Les amalgames et l’émotion ne seront pas utiles
L’article L313-11 du code français des étrangers (CESEDA) prévoit à son alinéa 4 la délivrance de plein droit d’une carte de séjour temporaire portant la mention « vie privée et familiale » à l’étranger marié à un ressortissant français, si les conditions suivantes sont remplies : absence de polygamie, conservation de la nationalité française du conjoint ; transcription du mariage à l’état civil français s’il est célébré à l’étranger ; existence d’une vraie communauté de vie entre les conjoints.

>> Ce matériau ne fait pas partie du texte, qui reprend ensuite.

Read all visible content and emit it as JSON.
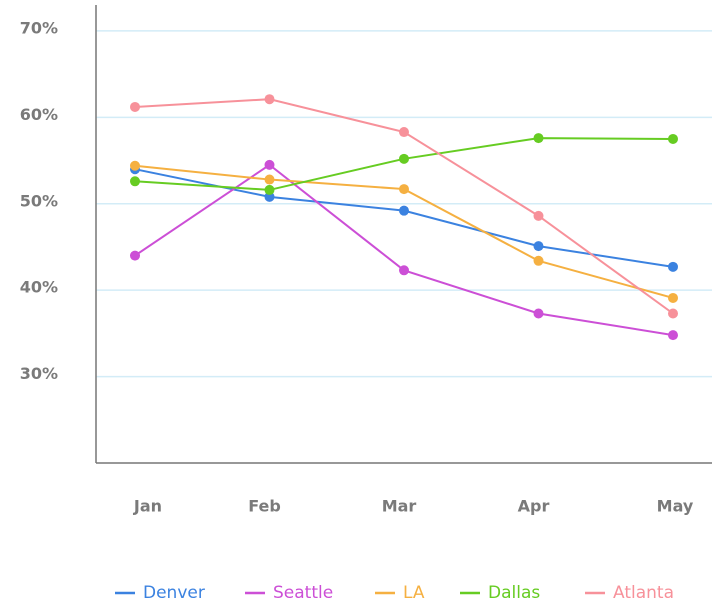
{
  "chart_data": {
    "type": "line",
    "categories": [
      "Jan",
      "Feb",
      "Mar",
      "Apr",
      "May"
    ],
    "series": [
      {
        "name": "Denver",
        "color": "#3b82e0",
        "values": [
          54.0,
          50.8,
          49.2,
          45.1,
          42.7
        ]
      },
      {
        "name": "Seattle",
        "color": "#cc4fd6",
        "values": [
          44.0,
          54.5,
          42.3,
          37.3,
          34.8
        ]
      },
      {
        "name": "LA",
        "color": "#f5b041",
        "values": [
          54.4,
          52.8,
          51.7,
          43.4,
          39.1
        ]
      },
      {
        "name": "Dallas",
        "color": "#66cc22",
        "values": [
          52.6,
          51.6,
          55.2,
          57.6,
          57.5
        ]
      },
      {
        "name": "Atlanta",
        "color": "#f7919a",
        "values": [
          61.2,
          62.1,
          58.3,
          48.6,
          37.3
        ]
      }
    ],
    "ylim": [
      20,
      73
    ],
    "yticks": [
      {
        "value": 30,
        "label": "30%"
      },
      {
        "value": 40,
        "label": "40%"
      },
      {
        "value": 50,
        "label": "50%"
      },
      {
        "value": 60,
        "label": "60%"
      },
      {
        "value": 70,
        "label": "70%"
      }
    ],
    "grid": true,
    "legend": "bottom"
  }
}
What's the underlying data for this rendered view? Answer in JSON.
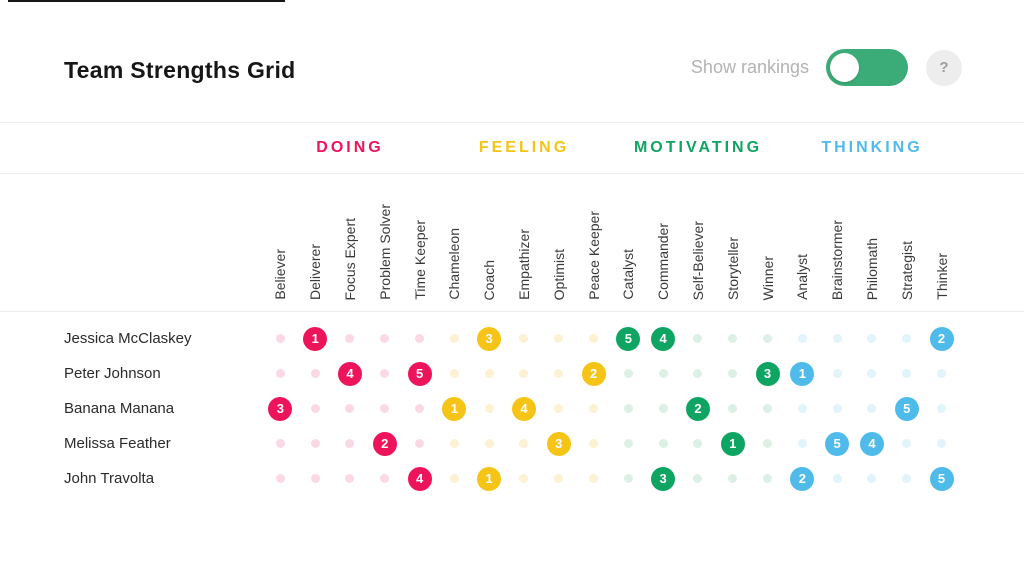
{
  "header": {
    "title": "Team Strengths Grid",
    "toggle_label": "Show rankings",
    "toggle_on": false,
    "help_label": "?"
  },
  "categories": [
    {
      "label": "DOING",
      "color": "#ED145B",
      "pale": "#FBD9E4"
    },
    {
      "label": "FEELING",
      "color": "#F6C417",
      "pale": "#FCF1D3"
    },
    {
      "label": "MOTIVATING",
      "color": "#0EA563",
      "pale": "#DDF0E5"
    },
    {
      "label": "THINKING",
      "color": "#4FBBEA",
      "pale": "#E1F3FB"
    }
  ],
  "columns": [
    "Believer",
    "Deliverer",
    "Focus Expert",
    "Problem Solver",
    "Time Keeper",
    "Chameleon",
    "Coach",
    "Empathizer",
    "Optimist",
    "Peace Keeper",
    "Catalyst",
    "Commander",
    "Self-Believer",
    "Storyteller",
    "Winner",
    "Analyst",
    "Brainstormer",
    "Philomath",
    "Strategist",
    "Thinker"
  ],
  "rows": [
    {
      "name": "Jessica McClaskey",
      "values": [
        null,
        1,
        null,
        null,
        null,
        null,
        3,
        null,
        null,
        null,
        5,
        4,
        null,
        null,
        null,
        null,
        null,
        null,
        null,
        2
      ]
    },
    {
      "name": "Peter Johnson",
      "values": [
        null,
        null,
        4,
        null,
        5,
        null,
        null,
        null,
        null,
        2,
        null,
        null,
        null,
        null,
        3,
        1,
        null,
        null,
        null,
        null
      ]
    },
    {
      "name": "Banana Manana",
      "values": [
        3,
        null,
        null,
        null,
        null,
        1,
        null,
        4,
        null,
        null,
        null,
        null,
        2,
        null,
        null,
        null,
        null,
        null,
        5,
        null
      ]
    },
    {
      "name": "Melissa Feather",
      "values": [
        null,
        null,
        null,
        2,
        null,
        null,
        null,
        null,
        3,
        null,
        null,
        null,
        null,
        1,
        null,
        null,
        5,
        4,
        null,
        null
      ]
    },
    {
      "name": "John Travolta",
      "values": [
        null,
        null,
        null,
        null,
        4,
        null,
        1,
        null,
        null,
        null,
        null,
        3,
        null,
        null,
        null,
        2,
        null,
        null,
        null,
        5
      ]
    }
  ]
}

L’honnêteté oblige à reconnaitre que ce dispositif fait souvent l’objet de fraudes de la part d’étrangers en manque de papiers. Cette fraude peut consister en un mariage forcé, un mariage arrangé, un mariage blanc ou un mariage gris. Dans les deux premiers cas le mariage est consommé mais le consentement d’un des conjoints (souvent celui de la femme) a été négocié ou extorqué pour permettre à un proche d’avoir des papiers.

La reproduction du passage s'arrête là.